Social comparisons based
on personal recollections are always suspect. If we go through a personal rough
patch in some period of our lives, our memories of that whole era are likely to
be soured permanently. More commonly, though, we remember our youthful days as
sunny. “It used to be so much better,” is a refrain of the middle-aged and
older. Well, it was – for them. All else equal (which it seldom is) of course
22 is better than 52, 62 or 72. But there is one memory of my own that I’m
pretty sure is accurate. Decades ago, people used to smile more – in the US
anyway. A lot more. Happiness surveys lend some support to this, showing
Americans have grown steadily more morose since the 1970s, with women (who used
to score as happier than men) showing the greatest disgruntlement: see http://www.nber.org/papers/w14969 .
Happiness surveys need to
be treated with some caution, since researchers are all-too-humanly likely (but
unhelpfully) to structure their questions in terms of their own political
prejudices, for example by including in the very definition of happiness
something like economic freedom or, alternatively, access to social services;
it is no surprise, then, when they find people who live in their preferred
political system to be happy. Also, there is a difference between cheerfulness
and contentedness, both of which are aspects of happiness; the former is more
outwardly directed while the latter is internal. Denmark ,
for example, by most measures is a pretty contentedly happy place, but, while
Danes are nice enough folks, “cheery” and “ebullient” are not really the first
adjectives that come to mind when strolling in Copenhagen . Smiles, joviality, and bonhomie
have more to do with cheer than contentment, and one often encounters more of
cheer in much less affluent places.
If you simply ask people
if they’re happy, the subjective responses you get are closer to the way things
appear to casual observers.
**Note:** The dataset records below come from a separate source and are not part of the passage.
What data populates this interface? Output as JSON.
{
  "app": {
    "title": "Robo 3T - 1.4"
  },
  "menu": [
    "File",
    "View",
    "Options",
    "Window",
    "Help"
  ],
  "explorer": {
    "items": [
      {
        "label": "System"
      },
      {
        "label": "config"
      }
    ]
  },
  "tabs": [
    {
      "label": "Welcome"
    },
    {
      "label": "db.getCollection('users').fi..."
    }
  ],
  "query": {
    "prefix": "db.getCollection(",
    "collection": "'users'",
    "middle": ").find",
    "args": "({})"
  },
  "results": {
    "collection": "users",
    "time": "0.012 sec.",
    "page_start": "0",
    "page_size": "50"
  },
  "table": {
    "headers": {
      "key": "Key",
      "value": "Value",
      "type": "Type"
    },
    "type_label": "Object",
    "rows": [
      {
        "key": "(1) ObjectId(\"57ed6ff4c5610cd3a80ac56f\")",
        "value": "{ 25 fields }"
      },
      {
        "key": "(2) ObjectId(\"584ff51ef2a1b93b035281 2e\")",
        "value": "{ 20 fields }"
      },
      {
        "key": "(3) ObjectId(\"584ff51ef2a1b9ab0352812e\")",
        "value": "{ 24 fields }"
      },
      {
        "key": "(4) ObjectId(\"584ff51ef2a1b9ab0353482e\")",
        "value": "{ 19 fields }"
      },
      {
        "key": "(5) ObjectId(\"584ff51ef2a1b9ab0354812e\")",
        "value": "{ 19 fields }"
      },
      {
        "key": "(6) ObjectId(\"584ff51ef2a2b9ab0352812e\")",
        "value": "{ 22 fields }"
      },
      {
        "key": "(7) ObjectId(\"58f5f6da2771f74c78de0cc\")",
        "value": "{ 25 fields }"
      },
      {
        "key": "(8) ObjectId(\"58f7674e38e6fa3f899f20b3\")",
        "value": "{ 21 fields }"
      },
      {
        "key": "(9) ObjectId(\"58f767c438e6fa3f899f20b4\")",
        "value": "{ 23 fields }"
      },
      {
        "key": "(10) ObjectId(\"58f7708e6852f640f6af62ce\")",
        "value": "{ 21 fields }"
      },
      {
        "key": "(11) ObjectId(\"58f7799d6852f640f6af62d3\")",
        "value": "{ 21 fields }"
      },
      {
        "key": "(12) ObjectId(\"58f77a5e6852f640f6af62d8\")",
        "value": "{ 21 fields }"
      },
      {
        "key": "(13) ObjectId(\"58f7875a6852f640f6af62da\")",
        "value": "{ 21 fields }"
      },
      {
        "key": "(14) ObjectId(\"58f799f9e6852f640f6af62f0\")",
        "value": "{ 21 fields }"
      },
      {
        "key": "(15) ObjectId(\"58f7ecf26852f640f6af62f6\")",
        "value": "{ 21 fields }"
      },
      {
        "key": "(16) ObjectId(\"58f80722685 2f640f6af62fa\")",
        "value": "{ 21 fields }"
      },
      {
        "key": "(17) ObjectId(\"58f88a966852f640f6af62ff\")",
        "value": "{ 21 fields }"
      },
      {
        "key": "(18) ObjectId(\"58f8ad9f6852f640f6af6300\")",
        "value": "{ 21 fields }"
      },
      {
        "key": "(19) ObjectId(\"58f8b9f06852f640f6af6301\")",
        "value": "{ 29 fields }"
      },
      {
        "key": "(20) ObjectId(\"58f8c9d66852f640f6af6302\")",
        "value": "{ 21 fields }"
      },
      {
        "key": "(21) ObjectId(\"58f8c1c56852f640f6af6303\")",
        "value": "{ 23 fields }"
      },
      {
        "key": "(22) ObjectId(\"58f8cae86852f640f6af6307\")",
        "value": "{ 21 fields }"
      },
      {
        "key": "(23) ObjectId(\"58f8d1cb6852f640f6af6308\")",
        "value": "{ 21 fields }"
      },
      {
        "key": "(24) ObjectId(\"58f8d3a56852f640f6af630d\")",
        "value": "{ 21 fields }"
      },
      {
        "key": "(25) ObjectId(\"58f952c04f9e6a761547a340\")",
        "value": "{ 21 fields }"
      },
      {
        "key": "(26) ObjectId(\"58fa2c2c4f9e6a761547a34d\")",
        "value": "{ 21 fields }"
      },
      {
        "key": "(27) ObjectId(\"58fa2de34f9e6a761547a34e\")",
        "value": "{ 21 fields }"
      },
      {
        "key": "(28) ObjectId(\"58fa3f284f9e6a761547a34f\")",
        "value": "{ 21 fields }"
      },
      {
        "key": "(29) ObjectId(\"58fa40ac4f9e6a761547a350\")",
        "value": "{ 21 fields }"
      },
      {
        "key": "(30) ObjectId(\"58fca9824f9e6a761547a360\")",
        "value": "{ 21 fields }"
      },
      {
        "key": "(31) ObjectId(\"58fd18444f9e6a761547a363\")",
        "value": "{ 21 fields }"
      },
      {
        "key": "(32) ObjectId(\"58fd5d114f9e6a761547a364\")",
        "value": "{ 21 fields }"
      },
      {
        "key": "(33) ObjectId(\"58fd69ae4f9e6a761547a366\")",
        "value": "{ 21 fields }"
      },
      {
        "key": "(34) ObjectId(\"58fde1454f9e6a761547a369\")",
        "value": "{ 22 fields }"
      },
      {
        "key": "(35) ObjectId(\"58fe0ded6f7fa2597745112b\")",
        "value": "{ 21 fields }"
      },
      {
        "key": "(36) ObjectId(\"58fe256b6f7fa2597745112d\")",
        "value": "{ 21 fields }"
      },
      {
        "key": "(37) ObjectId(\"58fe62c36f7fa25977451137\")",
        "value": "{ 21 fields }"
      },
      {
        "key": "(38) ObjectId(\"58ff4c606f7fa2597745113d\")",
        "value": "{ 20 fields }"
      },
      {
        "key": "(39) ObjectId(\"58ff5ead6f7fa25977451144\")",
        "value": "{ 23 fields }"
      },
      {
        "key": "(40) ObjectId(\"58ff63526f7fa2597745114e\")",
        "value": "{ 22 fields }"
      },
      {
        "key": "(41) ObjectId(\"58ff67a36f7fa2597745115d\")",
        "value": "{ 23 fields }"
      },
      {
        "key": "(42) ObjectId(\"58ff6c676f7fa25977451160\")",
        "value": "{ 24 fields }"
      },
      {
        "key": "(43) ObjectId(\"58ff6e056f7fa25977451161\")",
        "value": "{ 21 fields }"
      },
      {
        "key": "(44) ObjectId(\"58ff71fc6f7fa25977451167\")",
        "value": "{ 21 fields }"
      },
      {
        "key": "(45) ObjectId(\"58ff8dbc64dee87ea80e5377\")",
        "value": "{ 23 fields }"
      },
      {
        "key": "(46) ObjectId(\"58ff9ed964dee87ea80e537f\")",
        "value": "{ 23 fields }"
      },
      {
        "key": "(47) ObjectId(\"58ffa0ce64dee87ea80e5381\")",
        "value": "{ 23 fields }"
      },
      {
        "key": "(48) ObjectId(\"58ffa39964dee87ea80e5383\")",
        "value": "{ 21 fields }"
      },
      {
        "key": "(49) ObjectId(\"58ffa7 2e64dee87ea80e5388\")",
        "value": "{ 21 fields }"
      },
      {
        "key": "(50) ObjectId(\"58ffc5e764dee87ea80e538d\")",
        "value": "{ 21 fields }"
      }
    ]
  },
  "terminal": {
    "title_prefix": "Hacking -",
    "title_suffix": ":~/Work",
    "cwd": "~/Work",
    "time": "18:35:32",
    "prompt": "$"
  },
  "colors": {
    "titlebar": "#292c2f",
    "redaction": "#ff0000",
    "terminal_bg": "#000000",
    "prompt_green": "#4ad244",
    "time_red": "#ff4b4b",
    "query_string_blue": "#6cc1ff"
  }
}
A poll last year which asked this of 150,000 people
(a huge sample) around the world showed 7 of 10 happiest countries to be in
Latin America: Panama ,
Paraguay , El Salvador , Venezuela ,
Ecuador , Guatemala and Costa Rica . Trinidad and Tobago , Thailand ,
and the Philippines
rounded out the top 10. Wealthy, comfortable, pleasant, and well-managed Singapore (ranking 32 places above Panama
on the Human Development Index) on
the other hand was at the bottom of the happiness list, showing that money and
good government had little to do with it. The US was pretty far down the list,
too, at 33.
Why the differences between countries and between
eras? I suppose we are left only with the explanation “it’s a cultural thing”
which is really just a tautology and so no explanation at all. Well then, why
have Americans as a “cultural thing” become less cheery, at least
superficially, over the past four decades? I don’t know. Once again, political
partisans will be tempted to partisan answers, but the international poll
results, which show little correspondence to prevailing ideologies or economic factors,
make these hard to justify. Cheeriness on these shores is simply less
fashionable than it once was, and it always is hard to explain fashion. Vexation
and cynicism are more in vogue.
One needn’t obsequiously follow fashion in this
matter any more than in others, however. How to face the world and the
grumpiness all around is an individual choice. We always can choose to show off
our dental work if we wish – and I don’t mean in a grimace – even if we’re not
really feeling it, and we can do so without giving up the pursuit of our goals.
Besides, cheer is curiously contagious, so you might even get a smile back.